The constant stream of lies, and the general crudity, vulgarity and incivility that characterise government communications serve to conjure up fear and uncertainty to justify a permanent state of exception, to defend the nation from what Orbán describes as “covert foreign attempts to exert influence” and the work of paid activists, those “large predators swimming in the water…the transnational empire of George Soros.”

Orbán’s attacks on civil society have intensified, the slanders and abuse continue unabated, with independent journalists now being singled out for official harassment.

Recently he told radio listeners that NGO people “are on the payroll, they transport migrants, they stand on the wrong side, they want a mixed population in Europe … they want to harm Hungarian people.”

Orbán raised the stakes still further on 27 October by announcing that he had instructed the country’s spy agencies to investigate and expose the activities of the network of groups and individuals supported by Soros that were seeking to have Hungary “condemned, stigmatised and forced to change its migration policy”.

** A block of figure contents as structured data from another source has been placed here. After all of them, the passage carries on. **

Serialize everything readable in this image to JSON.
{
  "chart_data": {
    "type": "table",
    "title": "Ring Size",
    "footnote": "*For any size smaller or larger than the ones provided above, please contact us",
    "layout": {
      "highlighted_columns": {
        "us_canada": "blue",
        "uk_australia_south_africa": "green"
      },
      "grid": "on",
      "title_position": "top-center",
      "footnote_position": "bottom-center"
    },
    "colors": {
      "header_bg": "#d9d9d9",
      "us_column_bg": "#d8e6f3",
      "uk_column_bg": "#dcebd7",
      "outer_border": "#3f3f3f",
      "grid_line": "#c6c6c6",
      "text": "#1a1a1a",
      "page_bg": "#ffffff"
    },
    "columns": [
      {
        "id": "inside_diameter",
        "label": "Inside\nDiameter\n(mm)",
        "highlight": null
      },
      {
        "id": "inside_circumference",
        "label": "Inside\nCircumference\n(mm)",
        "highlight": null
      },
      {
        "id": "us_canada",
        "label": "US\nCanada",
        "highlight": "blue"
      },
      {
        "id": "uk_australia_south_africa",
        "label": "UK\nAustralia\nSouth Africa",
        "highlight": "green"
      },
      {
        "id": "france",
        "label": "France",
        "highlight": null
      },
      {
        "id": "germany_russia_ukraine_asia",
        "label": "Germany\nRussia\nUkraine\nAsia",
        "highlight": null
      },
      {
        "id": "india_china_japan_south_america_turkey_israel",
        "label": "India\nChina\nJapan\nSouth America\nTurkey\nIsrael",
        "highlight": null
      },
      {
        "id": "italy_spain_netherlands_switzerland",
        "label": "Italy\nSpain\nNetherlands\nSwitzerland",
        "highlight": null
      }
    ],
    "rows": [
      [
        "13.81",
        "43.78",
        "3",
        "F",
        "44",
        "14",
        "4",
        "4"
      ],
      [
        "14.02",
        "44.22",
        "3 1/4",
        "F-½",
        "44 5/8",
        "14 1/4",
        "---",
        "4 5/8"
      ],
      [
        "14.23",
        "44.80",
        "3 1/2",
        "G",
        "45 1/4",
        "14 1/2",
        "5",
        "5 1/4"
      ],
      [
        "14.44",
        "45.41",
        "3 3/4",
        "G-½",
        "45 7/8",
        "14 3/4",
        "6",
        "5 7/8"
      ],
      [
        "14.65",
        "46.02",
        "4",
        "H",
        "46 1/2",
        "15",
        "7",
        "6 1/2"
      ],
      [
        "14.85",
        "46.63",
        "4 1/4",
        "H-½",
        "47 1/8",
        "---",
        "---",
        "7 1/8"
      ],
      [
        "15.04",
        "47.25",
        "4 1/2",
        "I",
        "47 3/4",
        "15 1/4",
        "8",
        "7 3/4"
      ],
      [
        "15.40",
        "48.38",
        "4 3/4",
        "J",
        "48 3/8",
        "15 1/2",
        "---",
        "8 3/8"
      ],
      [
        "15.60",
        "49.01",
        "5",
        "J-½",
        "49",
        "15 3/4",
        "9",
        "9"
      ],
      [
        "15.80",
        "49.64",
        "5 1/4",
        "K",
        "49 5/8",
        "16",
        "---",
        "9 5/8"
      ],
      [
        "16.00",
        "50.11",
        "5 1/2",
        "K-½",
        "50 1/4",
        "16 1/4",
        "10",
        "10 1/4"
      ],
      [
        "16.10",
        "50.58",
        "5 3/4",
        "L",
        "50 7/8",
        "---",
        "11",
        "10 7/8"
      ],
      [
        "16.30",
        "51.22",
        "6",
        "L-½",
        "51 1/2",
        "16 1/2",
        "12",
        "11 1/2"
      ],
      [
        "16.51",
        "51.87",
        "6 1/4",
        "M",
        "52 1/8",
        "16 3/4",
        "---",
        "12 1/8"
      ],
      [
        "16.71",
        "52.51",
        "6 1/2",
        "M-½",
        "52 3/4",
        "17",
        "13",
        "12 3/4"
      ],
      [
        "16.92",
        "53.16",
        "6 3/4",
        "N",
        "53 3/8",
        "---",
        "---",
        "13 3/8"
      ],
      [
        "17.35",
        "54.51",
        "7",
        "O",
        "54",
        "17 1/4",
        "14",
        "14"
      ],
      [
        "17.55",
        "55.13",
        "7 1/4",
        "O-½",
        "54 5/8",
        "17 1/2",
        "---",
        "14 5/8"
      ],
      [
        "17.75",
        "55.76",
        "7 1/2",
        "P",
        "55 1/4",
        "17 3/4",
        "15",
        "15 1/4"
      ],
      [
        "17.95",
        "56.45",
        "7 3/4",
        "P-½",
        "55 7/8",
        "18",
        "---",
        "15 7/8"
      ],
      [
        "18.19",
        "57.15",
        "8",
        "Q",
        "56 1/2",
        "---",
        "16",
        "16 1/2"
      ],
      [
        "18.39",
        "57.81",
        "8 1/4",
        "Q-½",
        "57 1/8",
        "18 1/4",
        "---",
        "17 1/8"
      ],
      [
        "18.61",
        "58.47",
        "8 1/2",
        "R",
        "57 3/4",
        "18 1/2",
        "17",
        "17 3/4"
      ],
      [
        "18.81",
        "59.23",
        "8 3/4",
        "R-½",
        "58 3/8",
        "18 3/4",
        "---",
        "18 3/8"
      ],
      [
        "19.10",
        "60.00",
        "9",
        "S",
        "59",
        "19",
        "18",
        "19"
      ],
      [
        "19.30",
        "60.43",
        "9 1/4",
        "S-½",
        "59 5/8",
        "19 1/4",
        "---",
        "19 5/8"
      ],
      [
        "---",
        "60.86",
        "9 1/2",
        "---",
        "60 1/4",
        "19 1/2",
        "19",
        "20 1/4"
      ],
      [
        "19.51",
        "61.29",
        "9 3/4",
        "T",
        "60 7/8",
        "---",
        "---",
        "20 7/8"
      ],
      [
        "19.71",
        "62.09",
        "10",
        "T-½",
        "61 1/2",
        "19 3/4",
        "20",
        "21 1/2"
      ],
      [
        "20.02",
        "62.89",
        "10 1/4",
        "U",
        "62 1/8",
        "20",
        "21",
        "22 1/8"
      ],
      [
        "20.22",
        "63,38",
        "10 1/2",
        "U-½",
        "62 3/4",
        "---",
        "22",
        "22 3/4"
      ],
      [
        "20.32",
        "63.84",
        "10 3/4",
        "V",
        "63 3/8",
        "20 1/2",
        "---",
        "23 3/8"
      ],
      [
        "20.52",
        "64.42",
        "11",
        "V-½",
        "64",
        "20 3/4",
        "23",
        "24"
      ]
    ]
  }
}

This latest xenophobic anti-Soros campaign – combined with the attacks on civil society and press freedom and the attempts to shut down Central European University – make it clear that the real threat to democracy in Hungary comes not from the heavies of the far right.

The real threat comes from Viktor Orbán and his relentless hate mongering in his quest to fashion an authoritarian, ethnically homogenous, Christian-national state.